"After three years. I was a clerk then; I was seventeen, and I had ambitions which clerking didn't satisfy. I always had a hankering after machinery, and I used to teach myself drawing. The lessons, however, did not turn out very successful, when I put them to the test."

"What did you do?" asked Miranda.

"I went up North to Leeds. There's a firm of railway contractors and manufacturers of locomotives. Sir John Martin is the head partner, and I had seen him once or twice at my father's house, for he took and takes a great interest in the Yorkshire clergy."

"I see. You went to him and told him who you were," said Miranda, who inclined towards Charnock more and more from the interest which she took in a youth so entirely strange, and apart from her own up-bringing, just as he on his part had been from the first attracted to her by the secure traditional life of which she was the flower, of which he traced associations in her simplicity, and up to this day, at all events, her lack of affectations.

"No," replied Charnock, "it would have been wiser if I had done that; but I didn't. I changed my name, and applied for a vacancy as draughtsman. I obtained it, and held the post for three weeks. Why they suffered me for three weeks is still a mystery, for of course I couldn't draw at all. At the end of three weeks I was discharged. I asked to be taken on as anything at thirteen shillings a week. I saw Sir John Martin himself. He said I couldn't live on thirteen shillings; I said I could, and he asked me how." Charnock began to laugh at his own story. "I told him how," he said. "I lived practically for nothing."

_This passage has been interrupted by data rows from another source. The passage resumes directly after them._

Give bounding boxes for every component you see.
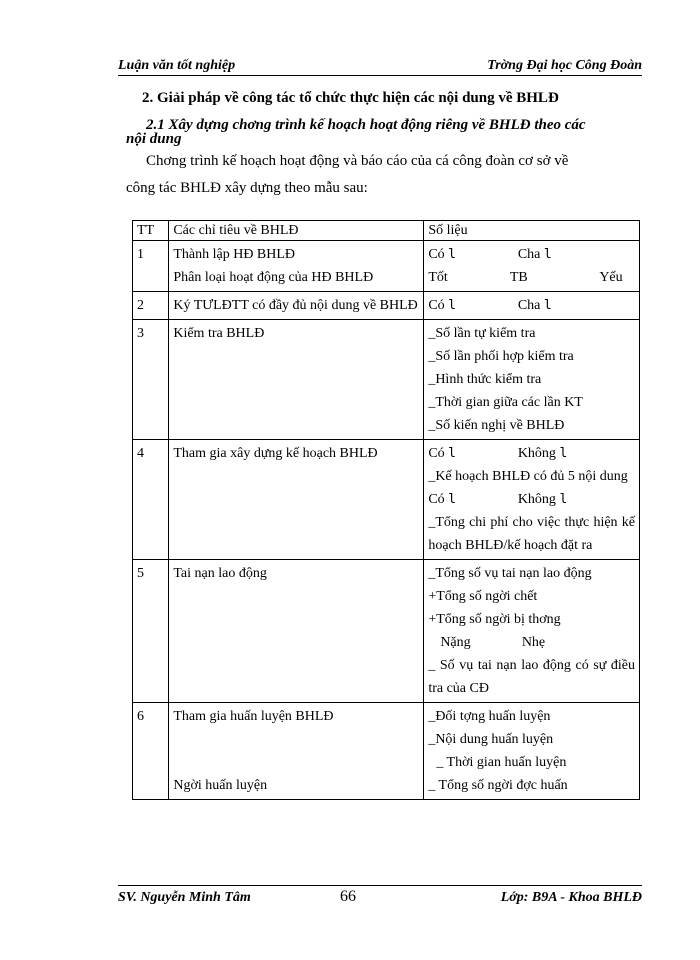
row-number: 2	[133, 292, 169, 320]
header-left: Luận văn tốt nghiệp	[118, 58, 236, 73]
option-label: Không	[517, 446, 556, 461]
data-cell	[424, 241, 640, 292]
data-line: +Tổng số ngời bị thơng	[428, 612, 561, 627]
table-row	[133, 320, 640, 440]
data-line: _Số kiến nghị về BHLĐ	[428, 418, 565, 433]
data-cell	[424, 292, 640, 320]
indicator-line: Tham gia huấn luyện BHLĐ	[173, 709, 334, 724]
checkbox-icon[interactable]: l	[448, 247, 456, 262]
option-label: Nặng	[440, 635, 471, 650]
header-data: Số liệu	[424, 221, 640, 241]
checkbox-icon[interactable]: l	[543, 247, 552, 262]
checkbox-icon[interactable]: l	[559, 492, 568, 507]
intro-line2: công tác BHLĐ xây dựng theo mẫu sau:	[126, 180, 368, 196]
data-line: _Kế hoạch BHLĐ có đủ 5 nội dung	[428, 469, 628, 484]
table-header-row	[133, 221, 640, 241]
data-cell	[424, 440, 640, 560]
indicator-line: Ký TƯLĐTT có đầy đủ nội dung về BHLĐ	[173, 298, 418, 313]
checkbox-icon[interactable]: l	[448, 298, 456, 313]
table-row	[133, 703, 640, 800]
indicator-line: Ngời huấn luyện	[173, 778, 268, 793]
data-line: _Số lần tự kiểm tra	[428, 326, 536, 341]
indicator-cell	[169, 292, 424, 320]
option-pair	[428, 294, 635, 317]
data-line: _Tổng chi phí cho việc thực hiện kế hoạch BHLĐ/kế hoạch đặt ra	[428, 515, 635, 553]
header-rule	[118, 75, 642, 76]
option-label: Có	[428, 446, 445, 461]
option-label: TB	[509, 270, 528, 285]
option-label: Không	[517, 492, 556, 507]
indicator-line: Tham gia xây dựng kế hoạch BHLĐ	[173, 446, 378, 461]
indicator-cell	[169, 560, 424, 703]
sub-title-line1: 2.1 Xây dựng chơng trình kế hoạch hoạt động riêng về BHLĐ theo các	[146, 117, 586, 133]
intro-paragraph	[126, 148, 636, 202]
footer-class: Lớp: B9A - Khoa BHLĐ	[500, 890, 642, 905]
data-line: _Nội dung huấn luyện	[428, 732, 554, 747]
checkbox-icon[interactable]: l	[448, 492, 456, 507]
data-line: +Tổng số ngời chết	[428, 589, 538, 604]
option-label: Có	[428, 247, 445, 262]
severity-options	[428, 631, 635, 654]
row-number: 4	[133, 440, 169, 560]
indicator-cell	[169, 241, 424, 292]
footer-rule	[118, 885, 642, 886]
indicator-cell	[169, 703, 424, 800]
data-cell	[424, 703, 640, 800]
checkbox-icon[interactable]: l	[543, 298, 552, 313]
option-label: Có	[428, 298, 445, 313]
table-row	[133, 560, 640, 703]
table-row	[133, 241, 640, 292]
data-line: _ Tổng số ngời đợc huấn	[428, 778, 568, 793]
bhld-table	[132, 220, 640, 800]
indicator-line: Kiểm tra BHLĐ	[173, 326, 265, 341]
indicator-cell	[169, 320, 424, 440]
data-cell	[424, 560, 640, 703]
row-number: 6	[133, 703, 169, 800]
sub-title	[126, 118, 638, 146]
option-label: Cha	[517, 247, 541, 262]
option-label: Nhẹ	[521, 635, 546, 650]
indicator-line: Phân loại hoạt động của HĐ BHLĐ	[173, 270, 374, 285]
rating-options	[428, 266, 635, 289]
data-line: _Thời gian giữa các lần KT	[428, 395, 583, 410]
option-label: Tốt	[428, 270, 448, 285]
data-line: _ Thời gian huấn luyện	[436, 755, 567, 770]
footer-author: SV. Nguyễn Minh Tâm	[118, 890, 251, 905]
table-row	[133, 440, 640, 560]
option-pair	[428, 488, 635, 511]
indicator-line: Thành lập HĐ BHLĐ	[173, 247, 296, 262]
option-pair	[428, 243, 635, 266]
option-pair	[428, 442, 635, 465]
header-tt: TT	[133, 221, 169, 241]
header-right: Trờng Đại học Công Đoàn	[487, 58, 642, 73]
data-cell	[424, 320, 640, 440]
page-number: 66	[340, 888, 356, 905]
option-label: Yếu	[599, 270, 623, 285]
data-line: _ Số vụ tai nạn lao động có sự điều tra của CĐ	[428, 658, 635, 696]
header-indicator: Các chỉ tiêu về BHLĐ	[169, 221, 424, 241]
data-line: _Số lần phối hợp kiểm tra	[428, 349, 574, 364]
option-label: Cha	[517, 298, 541, 313]
data-line: _Hình thức kiểm tra	[428, 372, 542, 387]
data-line: _Tổng số vụ tai nạn lao động	[428, 566, 592, 581]
row-number: 1	[133, 241, 169, 292]
intro-line1: Chơng trình kế hoạch hoạt động và báo cáo của cá công đoàn cơ sở về	[146, 153, 569, 169]
section-title: 2. Giải pháp về công tác tổ chức thực hiện các nội dung về BHLĐ	[142, 90, 559, 106]
option-label: Có	[428, 492, 445, 507]
row-number: 5	[133, 560, 169, 703]
checkbox-icon[interactable]: l	[448, 446, 456, 461]
indicator-cell	[169, 440, 424, 560]
sub-title-line2: nội dung	[126, 131, 182, 147]
row-number: 3	[133, 320, 169, 440]
data-line: _Đối tợng huấn luyện	[428, 709, 551, 724]
indicator-line: Tai nạn lao động	[173, 566, 267, 581]
checkbox-icon[interactable]: l	[559, 446, 568, 461]
table-row	[133, 292, 640, 320]
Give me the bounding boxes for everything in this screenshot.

"How?" said Miranda. "Quick, tell me!" Charnock laughed again. "I had been three weeks at the works, you see, where hands were continually changing. I lived in a sort of mechanics' boarding-house, and I lived practically for nothing, on condition that I kept the house full, which I was able to do, for I got on very well with the men at the works. Sir John laughed when I told him, and took me into the office. So there I was a clerk again, which I didn't want to be; however, I was not a clerk for long. One Sunday Sir John Martin came down to the boarding-house and asked for me. It was dinner time, and he was shown straight into the dining-room, where I was sitting, if you please, at the head of the table, in my shirtsleeves, carving for all I was worth. He leaned against the door and shook with laughter. 'You are certain to get on,' he said; 'but I would like a few minutes with you alone.' I put on my coat, and went out with him into the street. 'Is your name Charnock?' he asked, and I answered that it was. 'I thought I knew your face,' said he, 'and that's why I took you into my office, though I couldn't put a name to you. So if you are proud enough to think that I took you on your own merits, you are wrong. You might as well have told me your real name, and saved yourself some time. Look at that!' and he gave me a newspaper, and pointed out an advertisement. A firm of solicitors in London was advertising for me, and the firm, I happened to know, looked after my aunt's affairs. I went to London that night. My aunt had died sixteen months before, and had left me six hundred a year. The rest was easy. I took Sir John's advice. 'Railways,' he said, 'railways; they are the white man's tentacles;' and Sir John gave me my first employment as an engineer."

Miranda was silent for a long while after Charnock had ended his story. Charnock himself had nothing further to say. It was for her to speak, not for him to question. She had sent the glove. She knew why he had come. Miranda, however, took a turn along the flagged pathway, and leaned over the breast-high wall and pointed out a vulture above the valley, and talked in inattentive, undecided tones upon any impersonal topic. It was natural, Charnock thought, that she should wish to con over what he had told her. So he rose from his chair.

"Shall I come back to-morrow?" he asked, and she rallied herself to answer him.

"Will you?" she exclaimed. "I should be so glad," and checking the ardour of her words, she explained, "I mean of course if you have nothing better to do," and she examined a flower with intense absorption, and then looked at him pathetically over her shoulder, as he moved away. So again he lost sight of the Miranda of the balcony, and carried away his first impression, that he had met that afternoon with a stranger.

His fervour of the morning changed to a chilling perplexity. He wondered at the change in her. Something else, too, seized upon his thoughts, and exercised his fancies. Why had she stood so long outside the door before she hurried in with her simulated surprise? How had she looked as she paused there, silent and motionless? That question in particular haunted him, for he thought that if only he could have seen her through the closed door he would have found a clue which would lead him to comprehend and to justify her.